Aimer son prochain comme soi-même ne relève donc pas d’un sentiment, mais d’une attitude engagée en faveur du lien. Et aimer son prochain comme soi-même n’est pas non plus un préalable à de bonnes relations et à un bon vivre ensemble, mais la conséquence d’un positionnement lucide et vrai, qui ose dénoncer ce qui doit l’être pour le dépasser… et qui ose désamorcer les bombes intérieures qui s’accumulent là où on évite d’aborder ce qui fait mal et empêche d’être en relation.

Vous l’aurez noté, le texte met ici l’accent sur la relation au frère, au compatriote, donc au prochain en tant qu’il est proche. Et pour cause, les pires conflits éclatent souvent avec celles et ceux qui nous sont le plus proche : au sein de la famille ou d’une communauté.

Par ailleurs, le troisième livre de la Bible a été rédigé durant l’exil à Babylone. Alors que le peuple risque de se disloquer et de se perdre, l’unité et la volonté de surmonter ce qui divise s’avèrent d’autant plus importantes, même vitales. Dans ce contexte, l’amour se présente comme la conséquence d’une solidarité à toute épreuve au sein d’une communauté fragilisée risquant bel et bien de disparaître, avec son identité, sa culture, son Dieu.

Le contexte d’aujourd’hui est bien différent. Pour autant, ne vivons-nous pas aussi cette fragilité communautaire qui caractérise le peuple en exil ? L’Eglise en tant que communauté de foi se trouve bien vulnérable au sein d’une société qui évolue extrêmement vite et dans une culture de l’apparence et de la consommation. Il en va de même pour la famille, et plus généralement pour la cohésion sociale dans un monde globalisé et connecté, marqué par un individualisme croissant.

Dans ce contexte, l’appel à la sainteté du Lévitique et les balises qu’il pose s’avère d’une actualité brûlante.

Oui, l’amour du prochain ne va pas de soi. Au contraire, plus le prochain est proche, plus il peut s’avérer difficile de l’aimer !

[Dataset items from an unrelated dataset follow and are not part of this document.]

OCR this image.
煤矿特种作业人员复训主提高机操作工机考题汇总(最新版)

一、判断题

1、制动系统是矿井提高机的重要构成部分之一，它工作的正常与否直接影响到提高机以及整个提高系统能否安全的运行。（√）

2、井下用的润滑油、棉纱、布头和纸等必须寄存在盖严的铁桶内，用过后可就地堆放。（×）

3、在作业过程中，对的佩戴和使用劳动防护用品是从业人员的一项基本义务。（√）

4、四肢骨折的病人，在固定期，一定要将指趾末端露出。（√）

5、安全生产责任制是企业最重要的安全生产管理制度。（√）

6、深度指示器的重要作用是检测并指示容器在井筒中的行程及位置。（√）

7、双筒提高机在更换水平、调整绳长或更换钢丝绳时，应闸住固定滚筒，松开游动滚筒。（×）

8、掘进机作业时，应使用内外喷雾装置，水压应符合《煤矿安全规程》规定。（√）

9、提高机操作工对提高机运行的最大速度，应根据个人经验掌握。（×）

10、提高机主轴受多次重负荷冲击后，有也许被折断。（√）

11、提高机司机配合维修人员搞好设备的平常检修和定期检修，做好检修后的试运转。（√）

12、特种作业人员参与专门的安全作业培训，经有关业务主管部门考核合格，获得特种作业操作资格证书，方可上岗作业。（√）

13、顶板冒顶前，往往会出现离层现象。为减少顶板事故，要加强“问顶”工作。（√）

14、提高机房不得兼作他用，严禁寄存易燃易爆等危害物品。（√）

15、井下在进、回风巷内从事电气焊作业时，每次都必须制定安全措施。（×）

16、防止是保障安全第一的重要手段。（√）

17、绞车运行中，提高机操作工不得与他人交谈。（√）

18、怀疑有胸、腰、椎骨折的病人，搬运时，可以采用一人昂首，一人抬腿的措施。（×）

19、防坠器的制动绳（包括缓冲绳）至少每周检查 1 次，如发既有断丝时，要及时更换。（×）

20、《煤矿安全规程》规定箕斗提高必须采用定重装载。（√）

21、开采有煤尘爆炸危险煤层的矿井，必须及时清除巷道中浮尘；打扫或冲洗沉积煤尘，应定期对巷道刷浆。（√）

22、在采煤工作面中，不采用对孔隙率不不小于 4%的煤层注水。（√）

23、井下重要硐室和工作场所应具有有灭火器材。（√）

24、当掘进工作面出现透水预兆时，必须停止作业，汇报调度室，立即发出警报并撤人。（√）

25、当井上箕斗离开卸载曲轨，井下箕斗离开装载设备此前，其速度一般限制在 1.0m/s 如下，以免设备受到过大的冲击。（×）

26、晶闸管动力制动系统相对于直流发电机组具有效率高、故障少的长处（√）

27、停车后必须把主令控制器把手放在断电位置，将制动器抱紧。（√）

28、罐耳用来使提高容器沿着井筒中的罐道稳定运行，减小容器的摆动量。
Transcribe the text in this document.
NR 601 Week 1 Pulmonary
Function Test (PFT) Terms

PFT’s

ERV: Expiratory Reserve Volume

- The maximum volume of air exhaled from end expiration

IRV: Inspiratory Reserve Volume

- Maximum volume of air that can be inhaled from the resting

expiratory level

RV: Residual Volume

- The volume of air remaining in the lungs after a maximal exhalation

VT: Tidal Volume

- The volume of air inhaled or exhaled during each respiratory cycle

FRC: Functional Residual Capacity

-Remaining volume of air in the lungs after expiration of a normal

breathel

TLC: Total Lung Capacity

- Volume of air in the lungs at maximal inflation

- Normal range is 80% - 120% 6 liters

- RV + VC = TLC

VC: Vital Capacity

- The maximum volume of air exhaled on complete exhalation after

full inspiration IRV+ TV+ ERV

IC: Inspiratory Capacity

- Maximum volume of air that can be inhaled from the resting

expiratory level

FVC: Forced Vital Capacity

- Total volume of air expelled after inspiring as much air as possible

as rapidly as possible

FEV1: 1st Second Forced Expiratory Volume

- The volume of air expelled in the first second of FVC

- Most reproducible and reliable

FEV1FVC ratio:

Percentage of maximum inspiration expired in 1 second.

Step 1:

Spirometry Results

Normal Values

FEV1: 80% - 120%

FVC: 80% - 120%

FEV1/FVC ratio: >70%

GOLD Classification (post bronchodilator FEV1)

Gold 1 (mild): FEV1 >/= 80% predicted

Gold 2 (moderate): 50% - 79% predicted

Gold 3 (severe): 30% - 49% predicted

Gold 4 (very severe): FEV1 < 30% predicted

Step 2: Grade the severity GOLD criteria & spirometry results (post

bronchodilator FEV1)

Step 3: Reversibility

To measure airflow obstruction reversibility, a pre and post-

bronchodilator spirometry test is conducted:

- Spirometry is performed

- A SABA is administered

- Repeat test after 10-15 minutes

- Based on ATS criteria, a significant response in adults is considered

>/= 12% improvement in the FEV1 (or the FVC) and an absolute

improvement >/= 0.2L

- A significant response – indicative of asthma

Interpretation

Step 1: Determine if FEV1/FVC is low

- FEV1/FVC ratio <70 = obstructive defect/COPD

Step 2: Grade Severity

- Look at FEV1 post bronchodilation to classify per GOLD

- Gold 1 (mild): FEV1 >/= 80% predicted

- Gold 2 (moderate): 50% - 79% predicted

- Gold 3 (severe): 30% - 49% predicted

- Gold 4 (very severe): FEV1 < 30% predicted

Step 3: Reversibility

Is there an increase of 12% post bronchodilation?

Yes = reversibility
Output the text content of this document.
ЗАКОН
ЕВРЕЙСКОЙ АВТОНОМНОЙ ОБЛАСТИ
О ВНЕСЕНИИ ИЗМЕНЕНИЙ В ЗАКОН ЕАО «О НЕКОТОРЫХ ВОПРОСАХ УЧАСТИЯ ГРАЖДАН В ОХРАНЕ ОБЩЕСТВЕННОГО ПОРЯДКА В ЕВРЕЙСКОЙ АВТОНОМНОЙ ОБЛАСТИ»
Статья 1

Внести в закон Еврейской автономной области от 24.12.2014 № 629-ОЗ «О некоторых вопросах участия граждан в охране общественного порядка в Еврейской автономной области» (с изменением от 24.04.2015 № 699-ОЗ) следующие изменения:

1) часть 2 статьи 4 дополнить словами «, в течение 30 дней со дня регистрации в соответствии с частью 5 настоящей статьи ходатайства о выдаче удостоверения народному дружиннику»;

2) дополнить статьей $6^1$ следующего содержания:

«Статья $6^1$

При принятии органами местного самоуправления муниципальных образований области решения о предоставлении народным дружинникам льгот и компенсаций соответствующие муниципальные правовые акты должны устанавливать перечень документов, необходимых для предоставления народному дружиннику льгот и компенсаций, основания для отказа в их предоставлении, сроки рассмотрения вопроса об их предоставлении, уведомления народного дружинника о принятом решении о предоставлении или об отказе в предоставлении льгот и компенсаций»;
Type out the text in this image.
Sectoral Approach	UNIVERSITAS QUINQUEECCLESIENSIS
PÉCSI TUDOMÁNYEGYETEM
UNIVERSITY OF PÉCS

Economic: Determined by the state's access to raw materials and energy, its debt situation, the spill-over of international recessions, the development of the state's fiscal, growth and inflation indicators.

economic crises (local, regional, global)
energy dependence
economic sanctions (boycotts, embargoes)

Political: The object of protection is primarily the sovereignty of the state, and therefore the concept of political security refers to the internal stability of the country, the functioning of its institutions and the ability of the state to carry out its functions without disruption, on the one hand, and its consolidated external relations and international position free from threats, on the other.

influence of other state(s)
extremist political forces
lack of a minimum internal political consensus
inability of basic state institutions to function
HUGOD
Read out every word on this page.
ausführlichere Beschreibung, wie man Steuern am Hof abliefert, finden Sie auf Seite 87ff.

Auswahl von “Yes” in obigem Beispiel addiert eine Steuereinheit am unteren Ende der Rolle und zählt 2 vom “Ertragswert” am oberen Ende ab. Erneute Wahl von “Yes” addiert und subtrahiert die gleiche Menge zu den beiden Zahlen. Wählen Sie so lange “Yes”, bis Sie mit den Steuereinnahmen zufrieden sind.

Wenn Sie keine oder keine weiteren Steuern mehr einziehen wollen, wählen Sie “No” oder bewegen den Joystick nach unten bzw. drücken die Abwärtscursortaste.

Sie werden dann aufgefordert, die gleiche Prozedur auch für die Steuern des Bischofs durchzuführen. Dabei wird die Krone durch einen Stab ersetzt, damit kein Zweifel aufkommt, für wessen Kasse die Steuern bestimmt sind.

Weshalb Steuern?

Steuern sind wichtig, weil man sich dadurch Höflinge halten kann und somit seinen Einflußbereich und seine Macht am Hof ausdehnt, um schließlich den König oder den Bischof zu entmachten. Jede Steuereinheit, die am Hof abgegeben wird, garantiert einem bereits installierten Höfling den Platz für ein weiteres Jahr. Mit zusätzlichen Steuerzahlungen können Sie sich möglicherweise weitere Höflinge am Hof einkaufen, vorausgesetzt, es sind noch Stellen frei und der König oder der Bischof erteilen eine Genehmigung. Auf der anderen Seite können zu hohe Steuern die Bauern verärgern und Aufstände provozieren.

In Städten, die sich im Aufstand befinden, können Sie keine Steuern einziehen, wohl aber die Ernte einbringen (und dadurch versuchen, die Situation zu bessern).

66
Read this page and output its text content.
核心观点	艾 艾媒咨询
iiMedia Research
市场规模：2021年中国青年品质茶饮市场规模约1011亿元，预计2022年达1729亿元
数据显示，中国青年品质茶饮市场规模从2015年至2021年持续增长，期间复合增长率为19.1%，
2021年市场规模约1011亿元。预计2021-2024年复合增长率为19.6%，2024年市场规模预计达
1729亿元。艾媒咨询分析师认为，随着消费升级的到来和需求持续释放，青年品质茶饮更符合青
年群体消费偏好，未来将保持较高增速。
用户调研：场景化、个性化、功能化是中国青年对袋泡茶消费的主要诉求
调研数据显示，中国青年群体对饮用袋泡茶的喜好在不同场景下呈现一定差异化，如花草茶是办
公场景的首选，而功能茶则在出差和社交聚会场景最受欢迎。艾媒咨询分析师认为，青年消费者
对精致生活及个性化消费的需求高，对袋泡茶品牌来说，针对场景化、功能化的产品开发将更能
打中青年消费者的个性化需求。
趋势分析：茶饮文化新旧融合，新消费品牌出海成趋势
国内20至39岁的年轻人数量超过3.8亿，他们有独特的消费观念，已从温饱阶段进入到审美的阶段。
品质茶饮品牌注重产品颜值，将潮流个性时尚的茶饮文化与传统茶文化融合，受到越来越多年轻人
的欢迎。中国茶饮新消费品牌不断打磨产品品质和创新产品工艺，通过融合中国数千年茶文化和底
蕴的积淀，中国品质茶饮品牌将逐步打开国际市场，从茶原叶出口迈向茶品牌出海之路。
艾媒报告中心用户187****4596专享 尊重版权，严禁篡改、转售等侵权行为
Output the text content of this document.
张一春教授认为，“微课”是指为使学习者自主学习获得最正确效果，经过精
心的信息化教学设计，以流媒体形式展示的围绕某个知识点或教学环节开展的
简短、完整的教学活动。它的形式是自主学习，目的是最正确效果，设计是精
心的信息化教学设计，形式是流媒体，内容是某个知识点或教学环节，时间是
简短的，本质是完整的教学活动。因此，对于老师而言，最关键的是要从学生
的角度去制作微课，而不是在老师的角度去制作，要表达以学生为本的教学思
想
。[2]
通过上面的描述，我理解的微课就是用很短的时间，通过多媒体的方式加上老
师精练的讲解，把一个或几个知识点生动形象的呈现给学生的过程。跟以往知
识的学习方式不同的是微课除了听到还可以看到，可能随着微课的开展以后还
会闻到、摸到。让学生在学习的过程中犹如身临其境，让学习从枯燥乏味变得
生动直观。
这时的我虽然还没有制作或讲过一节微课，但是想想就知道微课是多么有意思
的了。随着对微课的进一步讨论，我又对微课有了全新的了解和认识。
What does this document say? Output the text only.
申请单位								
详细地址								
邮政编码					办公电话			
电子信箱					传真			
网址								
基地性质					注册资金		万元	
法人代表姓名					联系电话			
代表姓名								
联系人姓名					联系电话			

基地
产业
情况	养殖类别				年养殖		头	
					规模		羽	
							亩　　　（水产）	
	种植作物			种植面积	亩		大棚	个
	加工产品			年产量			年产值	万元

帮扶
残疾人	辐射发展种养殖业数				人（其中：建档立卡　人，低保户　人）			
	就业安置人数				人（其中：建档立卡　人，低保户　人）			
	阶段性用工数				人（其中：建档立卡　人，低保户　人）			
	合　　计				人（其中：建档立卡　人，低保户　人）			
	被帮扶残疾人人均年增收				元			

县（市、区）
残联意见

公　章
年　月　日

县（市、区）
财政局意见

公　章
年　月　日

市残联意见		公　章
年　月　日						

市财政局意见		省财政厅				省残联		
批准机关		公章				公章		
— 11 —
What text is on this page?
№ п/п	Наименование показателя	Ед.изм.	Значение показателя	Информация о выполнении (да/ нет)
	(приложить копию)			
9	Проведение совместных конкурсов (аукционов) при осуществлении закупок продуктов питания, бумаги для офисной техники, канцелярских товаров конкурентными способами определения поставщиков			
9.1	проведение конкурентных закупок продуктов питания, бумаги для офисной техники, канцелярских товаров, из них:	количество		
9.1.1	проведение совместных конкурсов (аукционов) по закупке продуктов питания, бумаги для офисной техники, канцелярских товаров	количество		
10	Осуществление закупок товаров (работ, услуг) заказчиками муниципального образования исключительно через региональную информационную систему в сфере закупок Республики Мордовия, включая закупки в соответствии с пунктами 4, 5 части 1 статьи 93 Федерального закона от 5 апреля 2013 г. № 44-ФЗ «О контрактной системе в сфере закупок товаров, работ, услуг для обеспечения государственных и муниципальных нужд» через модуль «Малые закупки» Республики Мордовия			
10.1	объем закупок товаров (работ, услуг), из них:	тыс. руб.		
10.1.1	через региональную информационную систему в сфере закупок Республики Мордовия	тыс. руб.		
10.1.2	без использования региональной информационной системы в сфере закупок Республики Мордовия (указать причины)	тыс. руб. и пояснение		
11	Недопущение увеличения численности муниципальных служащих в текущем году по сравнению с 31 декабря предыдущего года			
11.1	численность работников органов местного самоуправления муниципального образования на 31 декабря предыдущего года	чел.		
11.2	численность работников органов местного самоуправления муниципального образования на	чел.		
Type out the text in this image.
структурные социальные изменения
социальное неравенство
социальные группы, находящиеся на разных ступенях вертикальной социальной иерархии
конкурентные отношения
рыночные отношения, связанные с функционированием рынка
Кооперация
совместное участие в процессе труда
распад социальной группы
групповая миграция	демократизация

Il m’est souvent arrivé d’entendre des personnes me dire qu’elles ont pris leurs distances de l’Eglise, de la foi, de la religion, parce que dans leur vécu en Eglise, elles ont fait l’expérience de tout sauf de l’amour qu’elles s’attendaient à y trouver. Attente déplacée ? Fantasme impossible du Royaume de Dieu dans une institution somme toute trop humaine ? Il y a peut-être de ça. Mais en repensant à certains de ces témoignages, je me dis qu’il ne s’agit pas tant de de l’illusion déçue qu’en Eglise, forcément, on aime son prochain.

De fait, ce qui génère les ruptures, c’est justement le fait de faire comme si ! Des non-dits avec des rancœurs qui se développent sous un verni artificiel de soi-disant amour du prochain, où les relations pourrissent derrière des sourires forcés ou dans une indifférence courtoise. Et c’est précisément à cet endroit-là que le Lévitique situe le péché !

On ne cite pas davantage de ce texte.